It will, but 2024T3 is Alcad because of its copper content. All 2000 series use copper as the chief alloying element, and its presence makes the aluminum corrode aggressively once it's exposed. The Alclad is a thin (2% of total thickness) coating of pure aluminum that will oxidize and form a relatively inert barrier, with "relatively" being important. It will corrode, just more slowly.

Anywhere the Alclad is scratched, corrosion can start and move quickly. Where the metal is drilled, or at the edges of cut sheets, corrosion can start.

Seaplanes are chromated before the parts are assembled. There is no point priming the interior of a finished airplane; the important parts, like the edges of sheets at lap seams and the rivet holes in those seams and under stringers and bulkheads don't get covered if it's sprayed after assembly. In float work, the structures guys often dip the rivets in chromate before driving them, just to minimize corrosion from the hole's edges.

Many years ago I was involved in air brake remanufacturing. All the control valves, compressors, and brake actuators used in heavy trucks and earthmoving machinery. The brake actuators, depending on manufacturer, were often aluminum castings containing diaphragms and a huge spring that acted as an emergency/park brake when the air compressing the spring was released. One manufacturer (Wagner) made their castings from a high-copper-content aluminum to save material and increase strength, but the water (and often salt) on the roads caused it to corrode at an amazing rate and those big springs would blow out and fly out from under the truck and kill people behind it. Or mechanics working on it. We were scared of them when they showed up in core shipments and used to stick them in the hydraulic press right away, in a cage, and crush them and let that spring relax.

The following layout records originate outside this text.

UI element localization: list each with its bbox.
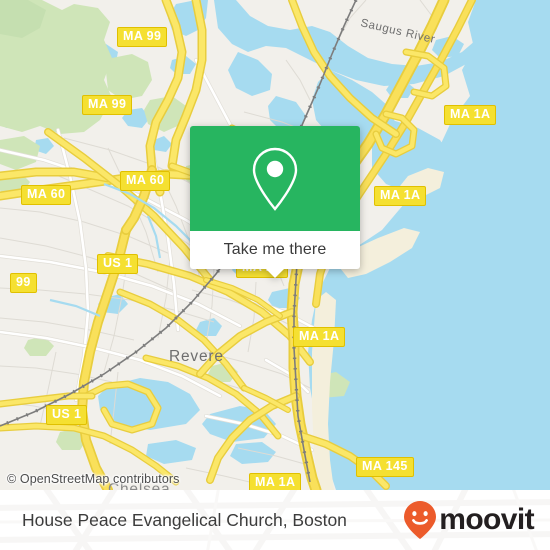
road-shield: MA 145	[356, 457, 414, 477]
road-shield: MA 1A	[444, 105, 497, 125]
road-shield: MA 1A	[249, 473, 302, 490]
place-title: House Peace Evangelical Church, Boston	[22, 509, 347, 530]
moovit-wordmark: moovit	[439, 503, 534, 536]
road-shield: MA 99	[82, 95, 133, 115]
popup-tail-pointer	[266, 269, 284, 278]
moovit-logo[interactable]: moovit	[403, 500, 535, 540]
take-me-there-label: Take me there	[223, 241, 327, 258]
road-shield: 99	[10, 273, 37, 293]
road-shield: US 1	[46, 405, 88, 425]
location-pin-icon	[252, 147, 298, 211]
popup-footer[interactable]: Take me there	[190, 231, 360, 278]
svg-text:Revere: Revere	[169, 348, 224, 365]
road-shield: MA 60	[120, 171, 171, 191]
road-shield: US 1	[97, 254, 139, 274]
road-shield: MA 99	[117, 27, 168, 47]
road-shield: MA 1A	[293, 327, 346, 347]
road-shield: MA 60	[21, 185, 72, 205]
road-shield: MA 1A	[374, 186, 427, 206]
popup-header	[190, 126, 360, 231]
openstreetmap-attribution[interactable]: © OpenStreetMap contributors	[7, 472, 180, 486]
location-popup-card[interactable]: Take me there	[190, 126, 360, 278]
footer-bar: House Peace Evangelical Church, Boston m…	[0, 490, 550, 550]
moovit-smiley-pin-icon	[404, 501, 437, 539]
map-page: .land { fill:#f2f0eb; } .water { fill:#a…	[0, 0, 550, 550]
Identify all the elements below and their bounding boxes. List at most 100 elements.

Like anything i aviation, the alloys are a compromise. We need strength so we can reduce thickness and therefore weight, but the price can be sensitivity to corrosion and cracking.


Dan
 
Some pictures of my interior removal and what's left after rub-a-dud-dubbing for a couple of afternoons with enamel reducer. Once cleaned up and all the loose stuff was removed it was shot with DP-40 and zolatone, fitted with foam insert panels, and the panels upholstered. Almost 5 years later it looks like new.